Goodness, there are some things that scare me. I sometimes feel like the wolves are circling around my very house and howling at the door. But perhaps the greatest lesson of Esther is this: even when God seems to be absent in every way, He is still at work. His providence is at work, even if no one speaks His name. On the twelfth day, everything looked black, but on the morning of the thirteenth, the sun rose, and God had changed everything.
A sudden reversal of this sort is not calculable or predictable. This wasn’t the scheme of Esther and Mordecai. The unexpected turn of events was unexpected precisely because it came from outside the realm of human control. Some greater power had acted, and had unraveled the finely crafted plot against the Jews.
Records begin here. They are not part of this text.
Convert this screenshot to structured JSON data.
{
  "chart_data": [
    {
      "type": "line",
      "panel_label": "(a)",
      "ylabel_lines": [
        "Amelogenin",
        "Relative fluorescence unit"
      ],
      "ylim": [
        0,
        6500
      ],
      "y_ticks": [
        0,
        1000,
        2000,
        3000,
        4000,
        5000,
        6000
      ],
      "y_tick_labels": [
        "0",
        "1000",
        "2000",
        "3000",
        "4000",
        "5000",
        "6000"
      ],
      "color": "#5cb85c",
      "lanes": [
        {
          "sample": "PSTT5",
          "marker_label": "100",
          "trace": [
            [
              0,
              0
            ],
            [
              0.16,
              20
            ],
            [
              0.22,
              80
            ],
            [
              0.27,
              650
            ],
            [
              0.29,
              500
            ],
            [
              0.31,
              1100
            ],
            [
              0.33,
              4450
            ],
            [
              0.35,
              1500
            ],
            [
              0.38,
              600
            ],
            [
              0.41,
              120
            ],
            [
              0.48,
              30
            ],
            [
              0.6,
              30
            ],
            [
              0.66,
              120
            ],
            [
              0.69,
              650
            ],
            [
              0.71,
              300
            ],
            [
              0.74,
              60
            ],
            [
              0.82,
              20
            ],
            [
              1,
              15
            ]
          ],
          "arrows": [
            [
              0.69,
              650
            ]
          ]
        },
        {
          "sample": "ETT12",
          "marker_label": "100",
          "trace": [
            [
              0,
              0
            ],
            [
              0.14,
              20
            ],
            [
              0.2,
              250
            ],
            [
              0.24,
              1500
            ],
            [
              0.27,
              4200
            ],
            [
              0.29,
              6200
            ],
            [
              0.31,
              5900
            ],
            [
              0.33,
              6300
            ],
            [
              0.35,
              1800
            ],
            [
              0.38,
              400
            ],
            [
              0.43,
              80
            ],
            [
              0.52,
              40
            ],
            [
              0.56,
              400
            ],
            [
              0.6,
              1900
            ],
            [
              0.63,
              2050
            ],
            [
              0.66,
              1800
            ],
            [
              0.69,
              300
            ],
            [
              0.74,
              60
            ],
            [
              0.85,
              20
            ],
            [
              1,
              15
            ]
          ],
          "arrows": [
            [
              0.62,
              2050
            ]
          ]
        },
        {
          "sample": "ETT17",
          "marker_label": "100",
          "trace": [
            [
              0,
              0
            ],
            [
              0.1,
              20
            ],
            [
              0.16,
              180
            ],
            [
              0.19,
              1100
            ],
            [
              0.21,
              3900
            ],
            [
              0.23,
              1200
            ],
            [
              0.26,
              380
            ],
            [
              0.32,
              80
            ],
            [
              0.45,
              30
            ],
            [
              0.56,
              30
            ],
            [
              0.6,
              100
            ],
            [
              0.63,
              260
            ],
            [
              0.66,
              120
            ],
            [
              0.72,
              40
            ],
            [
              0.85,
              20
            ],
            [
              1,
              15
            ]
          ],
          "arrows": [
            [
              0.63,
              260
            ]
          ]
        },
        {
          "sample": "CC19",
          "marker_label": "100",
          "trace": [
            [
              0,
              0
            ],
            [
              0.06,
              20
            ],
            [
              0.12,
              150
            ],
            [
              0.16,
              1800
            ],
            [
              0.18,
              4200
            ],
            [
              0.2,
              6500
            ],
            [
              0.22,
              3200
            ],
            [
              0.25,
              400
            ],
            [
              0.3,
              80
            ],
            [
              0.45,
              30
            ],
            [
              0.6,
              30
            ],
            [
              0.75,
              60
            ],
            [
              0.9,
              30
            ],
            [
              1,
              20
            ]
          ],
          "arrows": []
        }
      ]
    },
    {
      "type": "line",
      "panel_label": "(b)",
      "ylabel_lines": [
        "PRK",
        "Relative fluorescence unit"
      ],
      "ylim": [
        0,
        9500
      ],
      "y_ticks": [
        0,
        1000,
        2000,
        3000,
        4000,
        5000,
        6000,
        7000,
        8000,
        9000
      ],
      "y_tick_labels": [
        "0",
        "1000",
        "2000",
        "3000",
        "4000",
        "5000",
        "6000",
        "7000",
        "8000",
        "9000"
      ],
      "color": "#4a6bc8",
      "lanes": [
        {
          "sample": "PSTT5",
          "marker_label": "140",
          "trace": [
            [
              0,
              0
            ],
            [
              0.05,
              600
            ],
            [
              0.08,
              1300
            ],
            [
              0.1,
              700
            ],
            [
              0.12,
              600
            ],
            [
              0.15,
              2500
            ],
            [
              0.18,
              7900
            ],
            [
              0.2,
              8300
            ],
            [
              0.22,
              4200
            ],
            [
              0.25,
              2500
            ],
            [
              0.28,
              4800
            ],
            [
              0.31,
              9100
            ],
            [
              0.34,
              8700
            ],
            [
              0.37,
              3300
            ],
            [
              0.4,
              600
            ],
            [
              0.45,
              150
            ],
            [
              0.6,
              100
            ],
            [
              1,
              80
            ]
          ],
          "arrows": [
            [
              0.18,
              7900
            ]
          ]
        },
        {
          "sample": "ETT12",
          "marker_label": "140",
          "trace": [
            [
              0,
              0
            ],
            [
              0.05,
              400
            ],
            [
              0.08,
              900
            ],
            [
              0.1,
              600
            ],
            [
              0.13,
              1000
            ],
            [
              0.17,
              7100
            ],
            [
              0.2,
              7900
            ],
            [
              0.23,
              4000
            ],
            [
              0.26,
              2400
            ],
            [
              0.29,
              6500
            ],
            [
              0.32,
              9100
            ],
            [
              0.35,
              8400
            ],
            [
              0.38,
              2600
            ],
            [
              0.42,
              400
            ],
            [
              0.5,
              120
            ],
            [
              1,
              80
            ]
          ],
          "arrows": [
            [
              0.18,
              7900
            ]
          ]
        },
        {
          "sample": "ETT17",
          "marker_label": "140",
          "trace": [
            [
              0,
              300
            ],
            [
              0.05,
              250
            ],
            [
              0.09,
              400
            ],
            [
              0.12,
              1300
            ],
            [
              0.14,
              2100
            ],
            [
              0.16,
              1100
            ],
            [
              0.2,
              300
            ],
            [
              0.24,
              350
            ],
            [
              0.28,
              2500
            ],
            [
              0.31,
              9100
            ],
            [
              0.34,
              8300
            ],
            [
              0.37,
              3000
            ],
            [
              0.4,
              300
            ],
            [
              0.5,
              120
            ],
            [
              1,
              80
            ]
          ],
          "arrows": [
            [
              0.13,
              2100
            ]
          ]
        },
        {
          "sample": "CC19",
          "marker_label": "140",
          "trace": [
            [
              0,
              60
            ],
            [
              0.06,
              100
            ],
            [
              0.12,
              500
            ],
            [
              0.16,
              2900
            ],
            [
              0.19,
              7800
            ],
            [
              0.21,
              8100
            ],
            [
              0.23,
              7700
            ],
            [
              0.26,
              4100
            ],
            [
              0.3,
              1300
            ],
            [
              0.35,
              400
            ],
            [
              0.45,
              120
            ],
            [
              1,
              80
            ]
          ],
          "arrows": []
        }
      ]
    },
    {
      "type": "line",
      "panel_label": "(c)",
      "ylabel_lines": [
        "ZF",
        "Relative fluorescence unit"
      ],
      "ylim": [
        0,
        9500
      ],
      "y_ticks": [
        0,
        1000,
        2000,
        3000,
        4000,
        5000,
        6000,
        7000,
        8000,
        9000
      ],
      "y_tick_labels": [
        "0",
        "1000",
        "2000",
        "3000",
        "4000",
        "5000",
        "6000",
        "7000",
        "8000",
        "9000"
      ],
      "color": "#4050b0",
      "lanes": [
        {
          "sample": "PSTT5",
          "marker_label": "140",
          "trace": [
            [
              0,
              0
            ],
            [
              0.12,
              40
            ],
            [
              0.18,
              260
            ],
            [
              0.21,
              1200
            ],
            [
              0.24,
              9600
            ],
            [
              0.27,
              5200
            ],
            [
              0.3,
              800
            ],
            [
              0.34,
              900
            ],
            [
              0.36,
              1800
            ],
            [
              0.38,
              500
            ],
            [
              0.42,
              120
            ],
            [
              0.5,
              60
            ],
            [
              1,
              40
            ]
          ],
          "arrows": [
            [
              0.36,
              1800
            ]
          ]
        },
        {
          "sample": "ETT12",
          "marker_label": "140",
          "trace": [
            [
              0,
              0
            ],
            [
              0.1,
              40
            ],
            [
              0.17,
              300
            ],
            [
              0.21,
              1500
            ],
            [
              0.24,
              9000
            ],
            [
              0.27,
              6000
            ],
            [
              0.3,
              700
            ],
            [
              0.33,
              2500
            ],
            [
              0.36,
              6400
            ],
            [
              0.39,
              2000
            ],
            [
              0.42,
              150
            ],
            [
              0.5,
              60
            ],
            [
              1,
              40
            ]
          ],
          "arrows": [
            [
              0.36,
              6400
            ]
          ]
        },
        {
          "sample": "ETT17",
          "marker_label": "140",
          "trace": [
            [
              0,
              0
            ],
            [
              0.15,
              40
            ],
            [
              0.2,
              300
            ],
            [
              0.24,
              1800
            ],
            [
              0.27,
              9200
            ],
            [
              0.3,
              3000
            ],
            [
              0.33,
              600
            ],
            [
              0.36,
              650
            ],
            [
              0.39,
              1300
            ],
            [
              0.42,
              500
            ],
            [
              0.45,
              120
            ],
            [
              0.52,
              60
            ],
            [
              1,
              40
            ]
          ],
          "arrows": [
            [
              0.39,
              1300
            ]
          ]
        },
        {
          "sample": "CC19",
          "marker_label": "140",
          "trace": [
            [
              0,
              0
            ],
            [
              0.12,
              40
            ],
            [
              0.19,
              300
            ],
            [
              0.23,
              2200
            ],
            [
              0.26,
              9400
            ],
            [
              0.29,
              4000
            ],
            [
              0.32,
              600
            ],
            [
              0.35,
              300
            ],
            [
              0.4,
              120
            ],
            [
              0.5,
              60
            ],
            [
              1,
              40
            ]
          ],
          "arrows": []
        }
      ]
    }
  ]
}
How did He act? He moved hearts. First, Mordecai and Esther. Then Ahasuerus. Then the satraps, the governors, and the administrators. Then the people. God changed hearts, affections, and allegiances. He moved some to fear and some to courage. But make no mistake: all the actors in this extraordinary story were His actors. Each played a part in God’s plan of redemption.
Esther, once part of a condemned people, was now offered whatever she wanted. Ahasuerus, her king, gave her unprecedented autonomy. The king who had banished Vashti in a show of might, was now handing over the decisions to his new queen in complete trust. His heart was changed.
God is a God who acts, not according to the whims and wishes of men, but according to His own good purposes, in His own good time. But, like Haman, the enemies of God’s people face their own undoing instead. And in this story detailing oppression turned into redemption, His people saw their mourning turned into holiday rejoicing. He turns sorrow into dancing, and mourning to laughter. Even when we are surrounded by the darkness of the twelfth day of Adar and there is no hope in sight, the redemption of the morning is coming. Take hope!